The Del Sol gets a lot of flack from Honda enthusiasts, and I can understand from a certain point of view. Looking at it as a successor to the CRX, the two differ so much they may as well be from a different family of cars; the Del Sol was clearly meant to steal away MX5 Miata owners who might want a little more practicality and reliability than an FR roadster, but that’s selling it short. It’s a lightweight and nimble golden-era Honda, and a true two seater that shows great potential when modified.
This wild NSX was positioned near the entrance to Eibach, offering a taste of what Year 10 is all about.
Tommy recently acquired a Shift Sports hood for his EK. It’s definitely a good look.
BattleCraft’s booth is always one of the most interesting things about Year 10 because it’s always nice to see what Kristian and Yuta are cooking up. Moui’s car looked better than ever with the recently added BattleCraft hood, wide fenders and C West side skirts.
Kam’s Levin, now sporting a TBO bumper to match the TBO hood. The TBO bumper, despite it’s curves, manages to flow well with the wedge-shaped 86’s body, and I’m a fan of anything with N1 style vents.
From Year 9 to Super D to Year 10, this car remains stunning, and is among the best 86’s in North America without question. There is nothing about this car that we don’t love.

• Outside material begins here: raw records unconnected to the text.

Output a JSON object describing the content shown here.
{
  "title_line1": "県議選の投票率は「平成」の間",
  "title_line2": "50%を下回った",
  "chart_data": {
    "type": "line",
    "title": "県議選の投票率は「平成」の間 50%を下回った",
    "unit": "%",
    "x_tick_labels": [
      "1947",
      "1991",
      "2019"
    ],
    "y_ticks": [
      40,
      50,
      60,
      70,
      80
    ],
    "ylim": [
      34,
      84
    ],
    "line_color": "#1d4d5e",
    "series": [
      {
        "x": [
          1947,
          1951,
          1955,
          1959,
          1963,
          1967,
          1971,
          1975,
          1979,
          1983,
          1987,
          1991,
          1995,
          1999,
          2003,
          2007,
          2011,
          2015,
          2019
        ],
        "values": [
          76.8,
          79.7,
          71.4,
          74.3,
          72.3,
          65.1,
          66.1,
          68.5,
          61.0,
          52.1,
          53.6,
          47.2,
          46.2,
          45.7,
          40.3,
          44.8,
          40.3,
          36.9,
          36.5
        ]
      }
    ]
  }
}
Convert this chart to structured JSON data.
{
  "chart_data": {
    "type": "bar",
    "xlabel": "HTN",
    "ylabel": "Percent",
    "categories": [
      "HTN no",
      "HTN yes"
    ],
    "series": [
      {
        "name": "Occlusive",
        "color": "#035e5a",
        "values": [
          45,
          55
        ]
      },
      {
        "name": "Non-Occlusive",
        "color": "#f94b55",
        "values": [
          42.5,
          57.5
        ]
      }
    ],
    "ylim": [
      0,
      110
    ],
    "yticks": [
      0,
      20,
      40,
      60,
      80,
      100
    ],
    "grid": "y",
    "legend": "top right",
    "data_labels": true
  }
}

As the event began to wind down and cars were being loaded up, we got to see the cars of the meet that drove here under their own power head out. It’s one thing to see a car parked, but it’s refreshing to see them driving on the road home. It keeps things realistic. These cars don’t exist in a bubble. This isn’t fancy exhibition hall where owners spend the whole day ahead of time parking their car; people drive here in the morning and leave as the sun sets that same day.
USDM front DC2’s may get a lot of hate from some people in favor of their JDM counterparts, and it seems to stem from the notion that they’re inherently more difficult to make look ‘cool’. Cars like this ’97 ITR are a special case, however; pre-facelift ’97 DC2’s in the US are the rarest of the rare. This one not only retained its US front, but it’s also been tastefully modified. Most Type R owners recoil at the thought of modifying a surviving ’97. This one is modified. I argue it’s all the better for it.
… and off goes Spoon’s S2000, ready to race Super Lap Battle. The meet was all packed up at this point, and another year in the books for The Chronicles.
Ten years of dedication and passion.